Ve Jack yoldan geçen biri duyar ümidiyle bağırmaya başladı.
'İmdaat! İmdaaat! Yukarıda kimse var mıı? İmdaaat, yardım edin...' Saatlerce bağırmasına rağmen kimse onu duymamıştı.
Tam vazgeçmek üzereydi ki bir ses duydu.
'Jack! Beni duyuyor musun Jack?'
'Evet, evet, duyuyorum. Burada, aşağıdayım.'
'Seni görebiliyorum Jack. İyi misin?' 'Evet, ama.. Sen kimsin, neredesin?'
'Ben senin Rabbinim Jack. Ben heryerdeyim.'
'Rabbim!? Yani Allah mı?'
'Evet Jack'
'Allah'ım lütfen yardım et. Sana söz veriyorum beni burdan kurtarırsan artık günah işlemeyeceğim. Çok iyi bir insan olacağım ve hayatımın sonuna kadar sana hizmet edeceğim.'
'Biraz yavaş ol Jack. Önce seni bir çıkaralım sonra bunları konuşuruz. Şimdi iyi dinle, sana yapmanı istediğim şeyi söyleyeceğim.'
'Allah'ım ne istersen yaparım sadece ne yapmam gerektiğini söyle.'
'Pekala Jack, dalı bırak gitsin.'
'Nasıl?'
'Bırak dalı gitsin dedim Jack. Güven bana. Bırak gitsin.

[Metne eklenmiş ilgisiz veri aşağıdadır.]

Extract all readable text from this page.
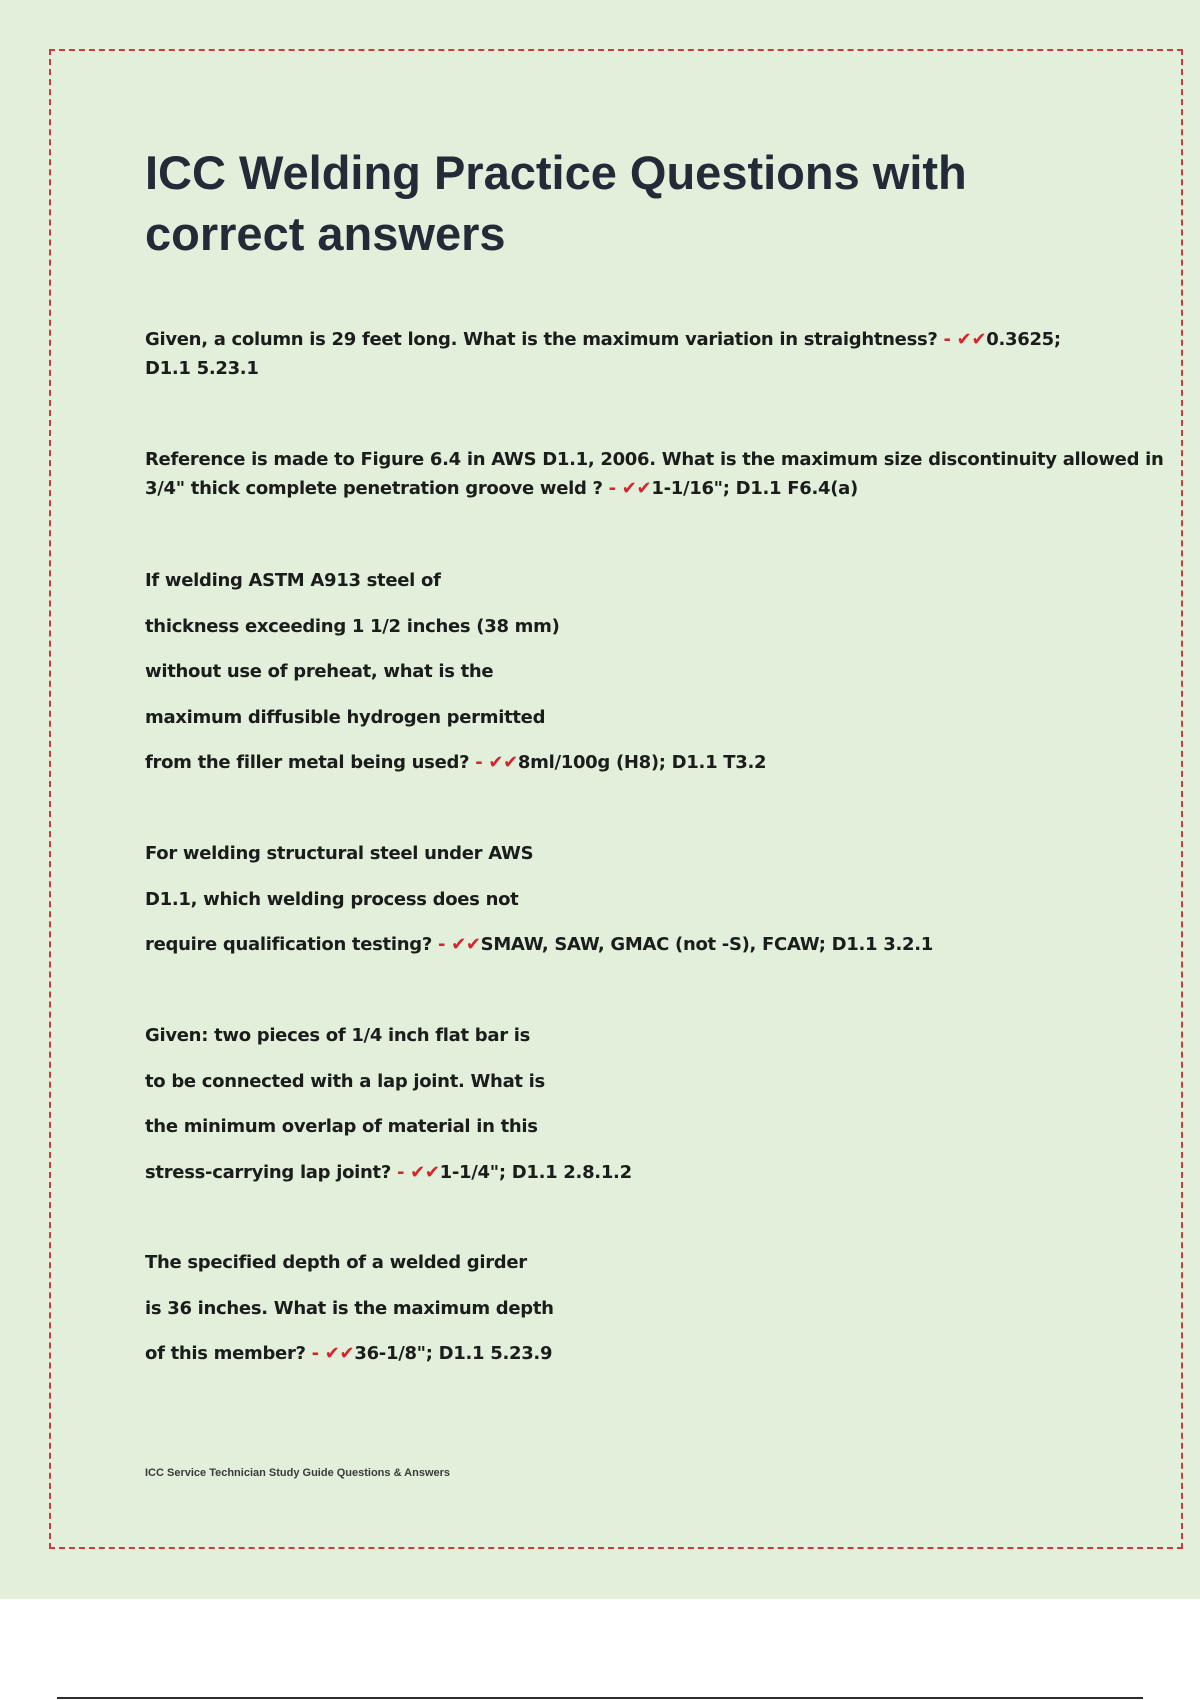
ICC Welding Practice Questions with correct answers

Given, a column is 29 feet long. What is the maximum variation in straightness? - ✔✔0.3625; D1.1 5.23.1

Reference is made to Figure 6.4 in AWS D1.1, 2006. What is the maximum size discontinuity allowed in
3/4" thick complete penetration groove weld ? - ✔✔1-1/16"; D1.1 F6.4(a)

If welding ASTM A913 steel of
thickness exceeding 1 1/2 inches (38 mm)
without use of preheat, what is the
maximum diffusible hydrogen permitted
from the filler metal being used? - ✔✔8ml/100g (H8); D1.1 T3.2

For welding structural steel under AWS
D1.1, which welding process does not
require qualification testing? - ✔✔SMAW, SAW, GMAC (not -S), FCAW; D1.1 3.2.1

Given: two pieces of 1/4 inch flat bar is
to be connected with a lap joint. What is
the minimum overlap of material in this
stress-carrying lap joint? - ✔✔1-1/4"; D1.1 2.8.1.2

The specified depth of a welded girder
is 36 inches. What is the maximum depth
of this member? - ✔✔36-1/8"; D1.1 5.23.9

ICC Service Technician Study Guide Questions & Answers
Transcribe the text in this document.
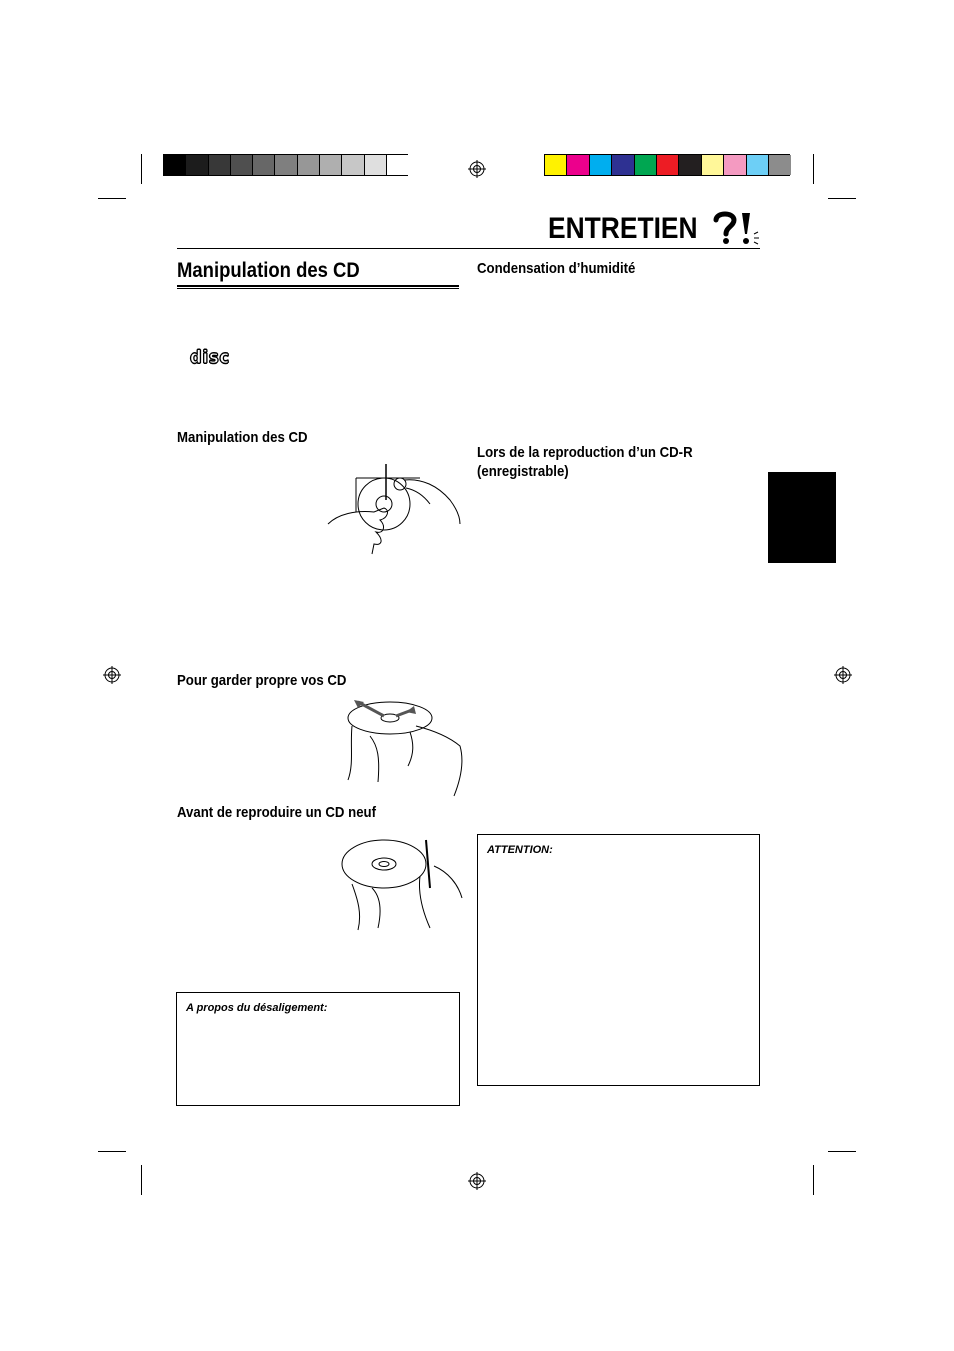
ENTRETIEN
Manipulation des CD
disc
Manipulation des CD
Pour garder propre vos CD
Avant de reproduire un CD neuf
A propos du désaligement:
Condensation d’humidité
Lors de la reproduction d’un CD-R
(enregistrable)
ATTENTION:
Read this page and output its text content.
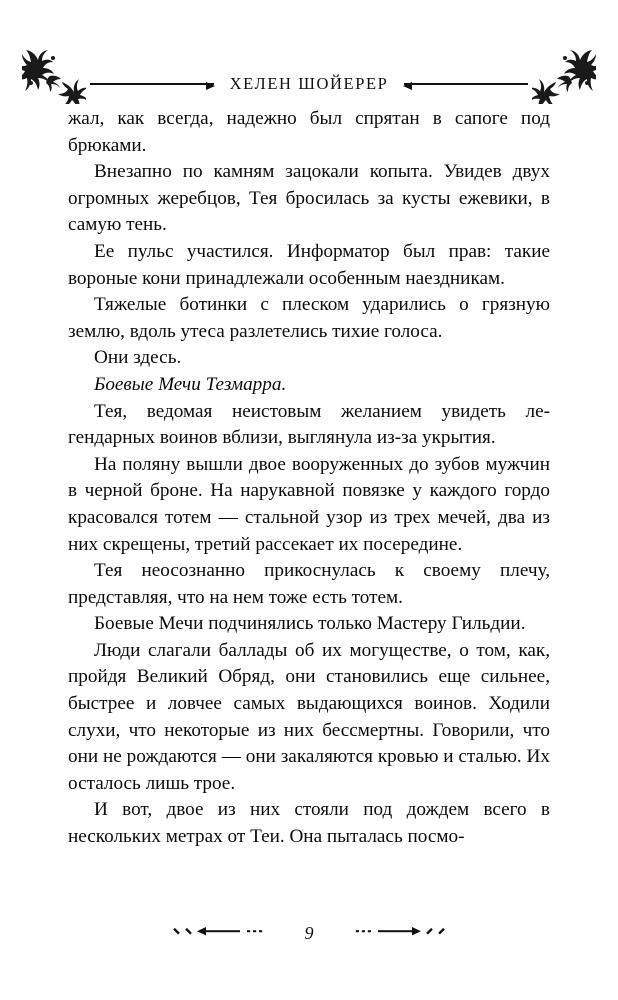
ХЕЛЕН ШОЙЕРЕР

жал, как всегда, надежно был спрятан в сапоге под брюками.

Внезапно по камням зацокали копыта. Увидев двух огромных жеребцов, Тея бросилась за кусты ежевики, в самую тень.

Ее пульс участился. Информатор был прав: такие вороные кони принадлежали особенным наездникам.

Тяжелые ботинки с плеском ударились о грязную землю, вдоль утеса разлетелись тихие голоса.

Они здесь.

Боевые Мечи Тезмарра.

Тея, ведомая неистовым желанием увидеть легендарных воинов вблизи, выглянула из-за укрытия.

На поляну вышли двое вооруженных до зубов мужчин в черной броне. На нарукавной повязке у каждого гордо красовался тотем — стальной узор из трех мечей, два из них скрещены, третий рассекает их посередине.

Тея неосознанно прикоснулась к своему плечу, представляя, что на нем тоже есть тотем.

Боевые Мечи подчинялись только Мастеру Гильдии.

Люди слагали баллады об их могуществе, о том, как, пройдя Великий Обряд, они становились еще сильнее, быстрее и ловчее самых выдающихся воинов. Ходили слухи, что некоторые из них бессмертны. Говорили, что они не рождаются — они закаляются кровью и сталью. Их осталось лишь трое.

И вот, двое из них стояли под дождем всего в нескольких метрах от Теи. Она пыталась посмо-

9
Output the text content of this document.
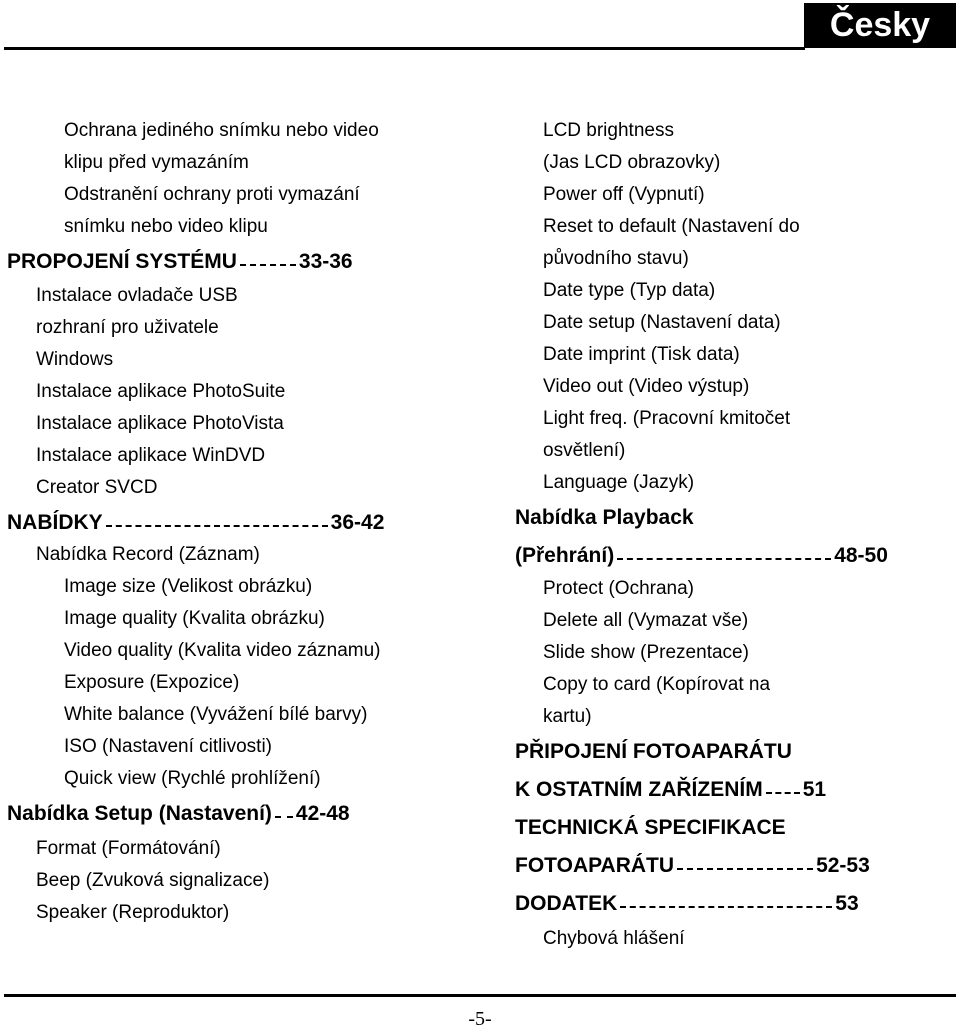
Česky
Ochrana jediného snímku nebo video
klipu před vymazáním
Odstranění ochrany proti vymazání
snímku nebo video klipu
PROPOJENÍ SYSTÉMU	33-36
Instalace ovladače USB
rozhraní pro uživatele
Windows
Instalace aplikace PhotoSuite
Instalace aplikace PhotoVista
Instalace aplikace WinDVD
Creator SVCD
NABÍDKY	36-42
Nabídka Record (Záznam)
Image size (Velikost obrázku)
Image quality (Kvalita obrázku)
Video quality (Kvalita video záznamu)
Exposure (Expozice)
White balance (Vyvážení bílé barvy)
ISO (Nastavení citlivosti)
Quick view (Rychlé prohlížení)
Nabídka Setup (Nastavení) 42-48
Format (Formátování)
Beep (Zvuková signalizace)
Speaker (Reproduktor)
LCD brightness
(Jas LCD obrazovky)
Power off (Vypnutí)
Reset to default (Nastavení do
původního stavu)
Date type (Typ data)
Date setup (Nastavení data)
Date imprint (Tisk data)
Video out (Video výstup)
Light freq. (Pracovní kmitočet
osvětlení)
Language (Jazyk)
Nabídka Playback
(Přehrání)	48-50
Protect (Ochrana)
Delete all (Vymazat vše)
Slide show (Prezentace)
Copy to card (Kopírovat na
kartu)
PŘIPOJENÍ FOTOAPARÁTU
K OSTATNÍM ZAŘÍZENÍM 51
TECHNICKÁ SPECIFIKACE
FOTOAPARÁTU	52-53
DODATEK	53
Chybová hlášení
-5-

Uzun bir sessizlik oldu ve Jack tekrar seslendi.
'İmdaat! İmdaat! Yukarıda başka kimse yok muu?'
Kendinizi hiç Jack gibi hissettiniz mi? Her zaman Allah'ın bizden ne beklediğini bilmek isteriz, öğrendiğimizde ise üstesinden gelemeyiz. Genelde bu yol göze çok korkutucu, çok ağır gözükür. Ve biz başka yolları tercih ederiz. O bize 'Aramıza giren şeyleri bırak gitsin, ve hayatın pahasına bile olsa bana güven' dediğinde oldukça ürkütücü gelir. Ama O'na güvenip teslim olduğumuzda özgürlüğü ve gerçek emniyeti buluruz.